Northern Michigan Food & Wine: The American SpoonCafé in Petoskey uses Northern Michigan ingredients to create their beautiful cuisine.
Vibrant wax beans and zucchini arrive from Bill’s Farm Market, along with baby artichokes from Coveyou Farm, a bushel of wild watercress, 10 pounds of oyster mushrooms and four whole lake trout caught this morning. Furiously scribbling, American Spoon Executive Chef Chris Dettmer tweaks the evening’s menu to accommodate this midsummer bounty.
The lake trout will be salted, slow-poached in olive oil and served beside butter-braised beans, crispy shaved artichokes and Early Girl tomato jam, the oyster mushrooms dragged through a hot sauté pan and served over succulent bavette steak with Talleggio melted over new potatoes. Tracing the arc of locally grown produce and proteins, the new American Spoon Café accents the area’s best fresh ingredients with housemade butter, cheese, charcuterie and their delectable dossier of Michigan preserves. Brilliant craft cocktails, Michigan microbrews and small-batch international wines complement breakfast, lunch and dinner menus of inspired local cuisine.

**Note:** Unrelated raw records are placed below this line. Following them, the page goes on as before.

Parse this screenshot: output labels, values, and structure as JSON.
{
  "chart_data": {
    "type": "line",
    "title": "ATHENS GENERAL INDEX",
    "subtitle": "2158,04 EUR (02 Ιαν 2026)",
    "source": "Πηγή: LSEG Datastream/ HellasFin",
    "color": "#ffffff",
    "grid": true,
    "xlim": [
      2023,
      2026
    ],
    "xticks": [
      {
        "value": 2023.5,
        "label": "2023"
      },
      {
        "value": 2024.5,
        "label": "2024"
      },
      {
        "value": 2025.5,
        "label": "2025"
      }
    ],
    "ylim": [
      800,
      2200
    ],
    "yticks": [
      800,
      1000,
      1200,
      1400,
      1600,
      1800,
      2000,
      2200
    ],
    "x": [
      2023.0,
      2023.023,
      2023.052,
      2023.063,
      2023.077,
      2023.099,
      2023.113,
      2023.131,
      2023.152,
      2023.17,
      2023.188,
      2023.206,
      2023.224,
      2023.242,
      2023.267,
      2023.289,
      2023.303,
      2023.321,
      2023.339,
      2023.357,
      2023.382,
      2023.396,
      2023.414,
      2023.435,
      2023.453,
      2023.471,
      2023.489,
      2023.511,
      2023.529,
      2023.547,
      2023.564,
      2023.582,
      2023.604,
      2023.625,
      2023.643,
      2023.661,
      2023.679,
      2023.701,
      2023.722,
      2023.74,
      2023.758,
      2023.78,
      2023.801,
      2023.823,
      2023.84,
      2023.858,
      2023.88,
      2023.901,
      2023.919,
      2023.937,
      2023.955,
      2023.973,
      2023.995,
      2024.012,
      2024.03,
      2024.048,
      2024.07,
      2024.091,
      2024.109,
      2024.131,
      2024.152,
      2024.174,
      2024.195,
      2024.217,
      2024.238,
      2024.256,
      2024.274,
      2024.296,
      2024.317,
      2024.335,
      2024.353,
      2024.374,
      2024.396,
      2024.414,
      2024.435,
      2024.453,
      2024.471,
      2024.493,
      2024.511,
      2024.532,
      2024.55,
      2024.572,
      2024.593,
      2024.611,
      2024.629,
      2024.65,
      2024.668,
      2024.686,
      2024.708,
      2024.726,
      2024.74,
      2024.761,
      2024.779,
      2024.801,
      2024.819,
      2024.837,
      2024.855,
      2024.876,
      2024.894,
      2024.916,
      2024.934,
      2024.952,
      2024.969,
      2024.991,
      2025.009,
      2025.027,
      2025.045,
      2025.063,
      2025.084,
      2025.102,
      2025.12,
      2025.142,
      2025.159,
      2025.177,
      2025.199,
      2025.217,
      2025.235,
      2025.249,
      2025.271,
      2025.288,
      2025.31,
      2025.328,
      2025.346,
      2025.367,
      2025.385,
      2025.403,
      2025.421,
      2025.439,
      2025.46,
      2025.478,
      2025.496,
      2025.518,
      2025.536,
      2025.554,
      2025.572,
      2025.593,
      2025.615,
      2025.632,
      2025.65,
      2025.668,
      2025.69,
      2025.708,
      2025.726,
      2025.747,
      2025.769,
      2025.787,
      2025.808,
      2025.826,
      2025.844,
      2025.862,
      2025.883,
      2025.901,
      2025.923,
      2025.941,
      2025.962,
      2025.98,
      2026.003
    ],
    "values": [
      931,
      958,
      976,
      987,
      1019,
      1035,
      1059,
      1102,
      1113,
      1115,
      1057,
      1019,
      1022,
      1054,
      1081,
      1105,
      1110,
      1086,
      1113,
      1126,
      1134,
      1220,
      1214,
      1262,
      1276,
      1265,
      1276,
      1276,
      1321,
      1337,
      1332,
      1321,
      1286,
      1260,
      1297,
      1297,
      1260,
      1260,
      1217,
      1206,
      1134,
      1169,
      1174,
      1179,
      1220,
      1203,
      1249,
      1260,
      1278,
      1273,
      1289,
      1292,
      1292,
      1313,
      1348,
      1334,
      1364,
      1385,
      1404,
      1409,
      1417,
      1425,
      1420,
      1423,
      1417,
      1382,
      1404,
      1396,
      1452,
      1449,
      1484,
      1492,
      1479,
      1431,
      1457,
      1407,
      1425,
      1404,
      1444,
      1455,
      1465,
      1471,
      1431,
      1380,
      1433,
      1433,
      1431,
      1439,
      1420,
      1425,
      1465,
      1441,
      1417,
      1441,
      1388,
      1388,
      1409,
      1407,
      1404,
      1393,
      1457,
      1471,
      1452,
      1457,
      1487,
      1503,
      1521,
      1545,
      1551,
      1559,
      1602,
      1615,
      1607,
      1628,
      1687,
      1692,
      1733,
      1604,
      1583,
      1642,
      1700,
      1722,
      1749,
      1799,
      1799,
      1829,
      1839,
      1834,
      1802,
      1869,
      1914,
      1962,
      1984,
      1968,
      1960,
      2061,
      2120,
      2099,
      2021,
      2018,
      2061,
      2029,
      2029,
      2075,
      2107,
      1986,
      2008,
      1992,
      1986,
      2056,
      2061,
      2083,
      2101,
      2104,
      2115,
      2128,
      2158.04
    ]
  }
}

Ann Arbor–born Chef Chris Dettmer did a formative stint at Napa Valley’s Michelin-starred Meadowood Resort before returning to the mitten to lead American Spoon’s inspired foray into seasonal dining at their Petoskey café. We catch up with Chris to talk summer ingredients, kid goats and the simple art of blistered beans. 231.347.7004, spoon.com.
Coming from the abundance of Northern California, how have you adapted to Northern Michigan farm culture?
The truncated growing season really keeps us on our toes and we’re constantly tweaking the menu to match the short windows of various ingredients. American Spoon has developed a network of growers that I’ve been able to tap into and access specialty crops like artichokes and fava beans.
I know you do a lot with pasture-raised hogs, any exciting new local proteins hitting the menu this month?
Minnie’s by the Creek here in Petoskey will be supplying us with some kid goats. Of course anyone can throw the loins and chops in a hot pan, but we’re excited to utilize the whole animal with the same level of beauty and technique.
A simple summer preparation. Go.
I like to pick up some fresh wax beans from the farmers market and toss them in a smoking hot pan with a little oil, a handful of caper berries and some rough torn basil. Cook the bean till they blister and then hit them with sea salt and a squeeze of lemon.